Стоп! И от самой же Цветаевой слышно: «...Зря с Титанами заигрываем...»
Странное было время. Дадаисты, нигилисты, революции... Эфир струился страстями, женские сердца — поэтическим криком, тела трепетали от любви. Снято! Это был Серебряный век русской литературы.
Ушел — не ем:
Пуст — хлеба вкус.
Все — мел.
За чем ни потянусь.
Мне хлебом был,
И снегом был.
И снег не бел,
И хлеб не мил.
Вспомнилось маленькое стихотворение Марины Цветаевой. Маленькое по размеру, а не по чувствам. Это сейчас у нас все маленькое.
Все на Bal des Fleurs! Веселимся, девочки! Чувств на копеечку, страсти под калечку, песню — под мотивчик из последней сборки «Поп–хит лето–2007». Улыбочку! Фото на постер. Миленько...

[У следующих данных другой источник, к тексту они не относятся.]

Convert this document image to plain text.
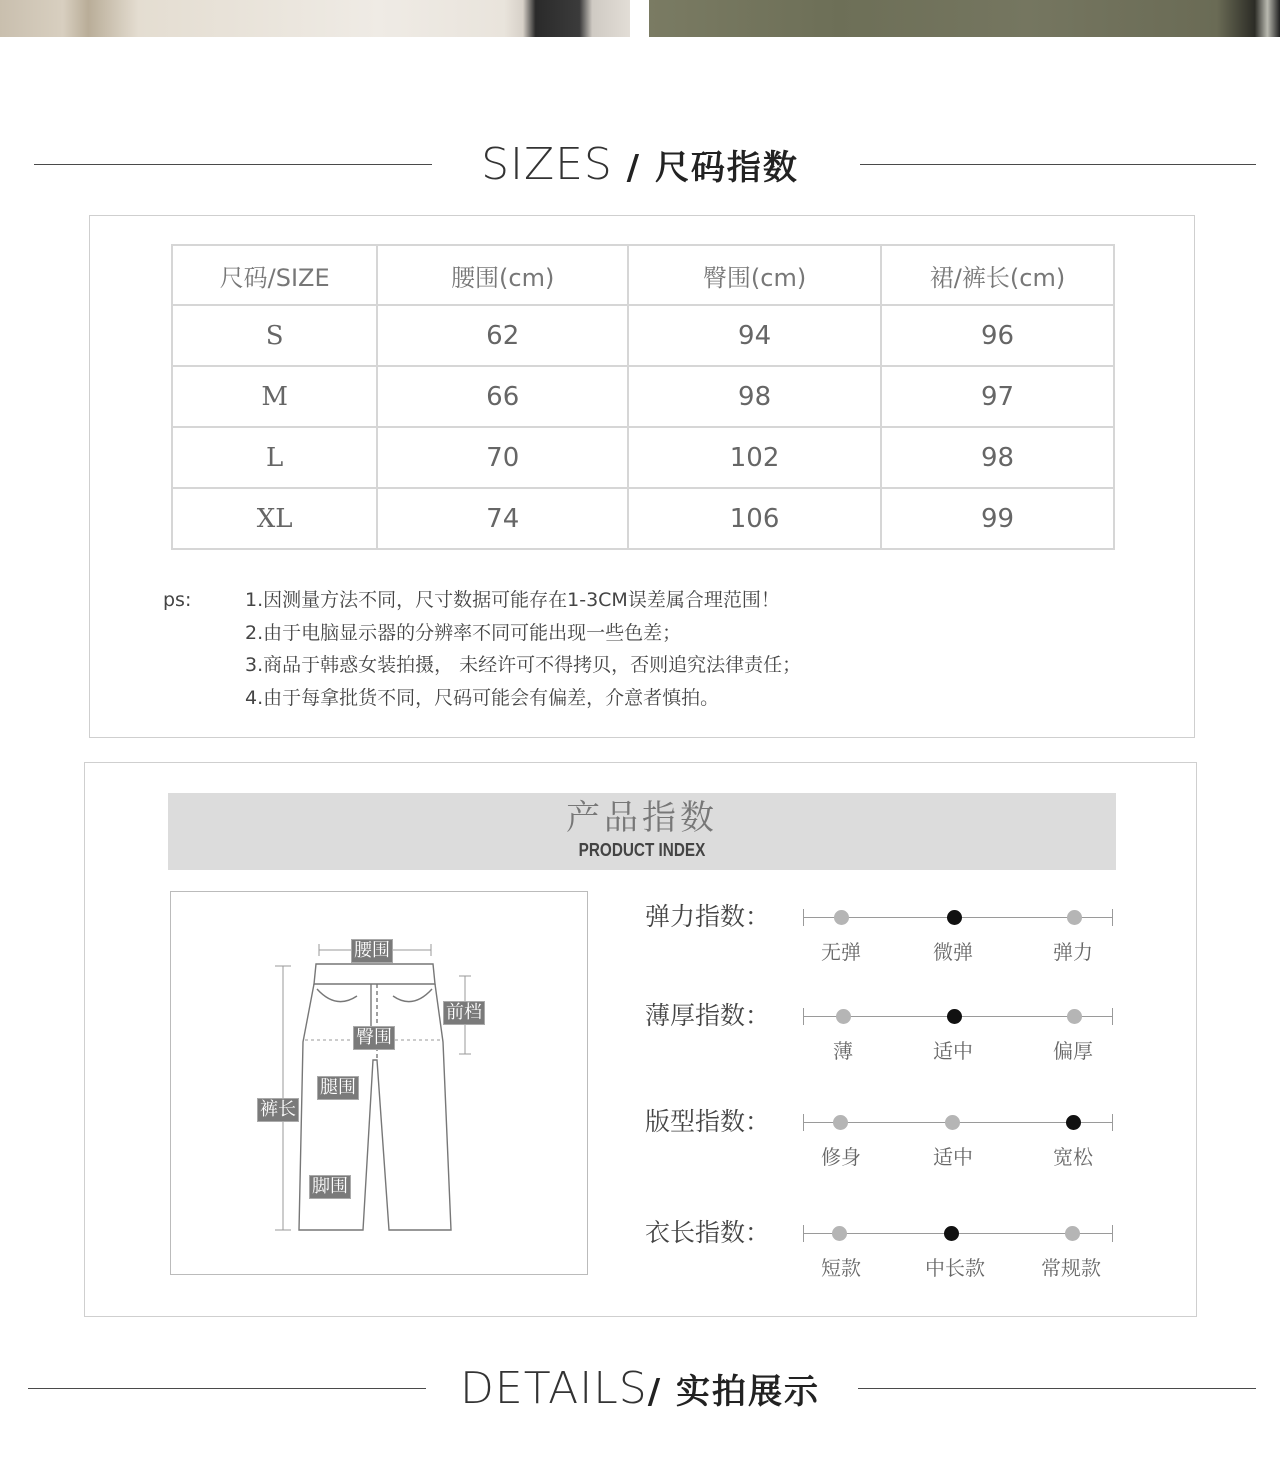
SIZES / 尺码指数
尺码/SIZE	腰围(cm)	臀围(cm)	裙/裤长(cm)
S	62	94	96
M	66	98	97
L	70	102	98
XL	74	106	99
ps:	1.因测量方法不同，尺寸数据可能存在1-3CM误差属合理范围！
2.由于电脑显示器的分辨率不同可能出现一些色差；
3.商品于韩惑女装拍摄， 未经许可不得拷贝，否则追究法律责任；
4.由于每拿批货不同，尺码可能会有偏差，介意者慎拍。
产品指数
PRODUCT INDEX
腰围
前档
臀围
腿围
裤长
脚围
弹力指数：
无弹	微弹	弹力
薄厚指数：
薄	适中	偏厚
版型指数：
修身	适中	宽松
衣长指数：
短款	中长款	常规款
DETAILS/ 实拍展示
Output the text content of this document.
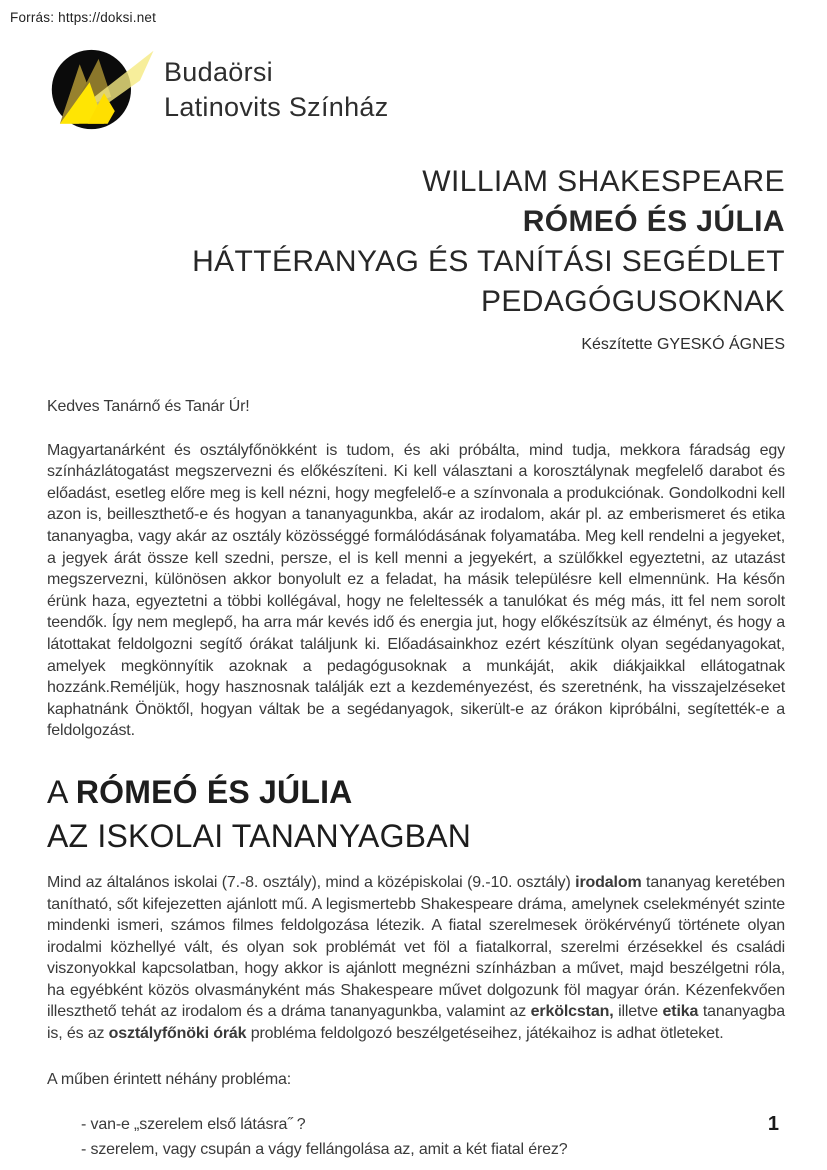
Forrás: https://doksi.net
Budaörsi
Latinovits Színház
WILLIAM SHAKESPEARE
RÓMEÓ ÉS JÚLIA
HÁTTÉRANYAG ÉS TANÍTÁSI SEGÉDLET
PEDAGÓGUSOKNAK
Készítette GYESKÓ ÁGNES
Kedves Tanárnő és Tanár Úr!

Magyartanárként és osztályfőnökként is tudom, és aki próbálta, mind tudja, mekkora fáradság egy színházlátogatást megszervezni és előkészíteni. Ki kell választani a korosztálynak megfelelő darabot és előadást, esetleg előre meg is kell nézni, hogy megfelelő-e a színvonala a produkciónak. Gondolkodni kell azon is, beilleszthető-e és hogyan a tananyagunkba, akár az irodalom, akár pl. az emberismeret és etika tananyagba, vagy akár az osztály közösséggé formálódásának folyamatába. Meg kell rendelni a jegyeket, a jegyek árát össze kell szedni, persze, el is kell menni a jegyekért, a szülőkkel egyeztetni, az utazást megszervezni, különösen akkor bonyolult ez a feladat, ha másik településre kell elmennünk. Ha későn érünk haza, egyeztetni a többi kollégával, hogy ne feleltessék a tanulókat és még más, itt fel nem sorolt teendők. Így nem meglepő, ha arra már kevés idő és energia jut, hogy előkészítsük az élményt, és hogy a látottakat feldolgozni segítő órákat találjunk ki. Előadásainkhoz ezért készítünk olyan segédanyagokat, amelyek megkönnyítik azoknak a pedagógusoknak a munkáját, akik diákjaikkal ellátogatnak hozzánk.Reméljük, hogy hasznosnak találják ezt a kezdeményezést, és szeretnénk, ha visszajelzéseket kaphatnánk Önöktől, hogyan váltak be a segédanyagok, sikerült-e az órákon kipróbálni, segítették-e a feldolgozást.

A RÓMEÓ ÉS JÚLIA
AZ ISKOLAI TANANYAGBAN

Mind az általános iskolai (7.-8. osztály), mind a középiskolai (9.-10. osztály) irodalom tananyag keretében tanítható, sőt kifejezetten ajánlott mű. A legismertebb Shakespeare dráma, amelynek cselekményét szinte mindenki ismeri, számos filmes feldolgozása létezik. A fiatal szerelmesek örökérvényű története olyan irodalmi közhellyé vált, és olyan sok problémát vet föl a fiatalkorral, szerelmi érzésekkel és családi viszonyokkal kapcsolatban, hogy akkor is ajánlott megnézni színházban a művet, majd beszélgetni róla, ha egyébként közös olvasmányként más Shakespeare művet dolgozunk föl magyar órán. Kézenfekvően illeszthető tehát az irodalom és a dráma tananyagunkba, valamint az erkölcstan, illetve etika tananyagba is, és az osztályfőnöki órák probléma feldolgozó beszélgetéseihez, játékaihoz is adhat ötleteket.

A műben érintett néhány probléma:
- van-e „szerelem első látásra˝ ?
- szerelem, vagy csupán a vágy fellángolása az, amit a két fiatal érez?
1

Только нет–нет да и загудит в глубине колодца что–то такое из генетической памяти про «Вздрогнешь — и горы с плеч, /И душа — горе’. /Дай мне о го’ре спеть: /О моей горе’...»
И кажется, сейчас все безоблачное счастьице и «крыша с аистовым гнездом» каа–аак навернется... Но уже через мгновение железная рука самоконтроля хватает за шиворот и тащит обратно на цветастую полянку, напоминая, кто здесь «небожители любви», а кто — «простолюдины».
Не та глубина в воспитании, высота в образовании... Цветаеву читаю и понимаю, что слышу в ней только малую часть, все остальное слишком низко или, наоборот, высокочастотно. Иносказательно, аллегорично. Одним словом, не пастушья музыка.
Золотым веком в русской литературе называют век Пушкина, Серебряным — век Цветаевой, Ахматовой и Гумилева. А что это у нас сегодня?
«Ты дарила мне розы...» или «В.В.В. Ленинград... Точка ру» и куча брани. Ах да! Это же признанное явление — все говорят о кризисе в современном искусстве. Но как же назвать этот кризисный век, чтобы нагляднее отобразить это время для истории? Дайте–ка позаимствую точное словечко у интернет–пользователей — ЖЕСТЬ!
Мы с вами живем в век литературной ЖЕСТИ. Это обидно для современников — ВЕК ЖЕСТИ? Или и этим нас, молодых и циничных, не проймешь?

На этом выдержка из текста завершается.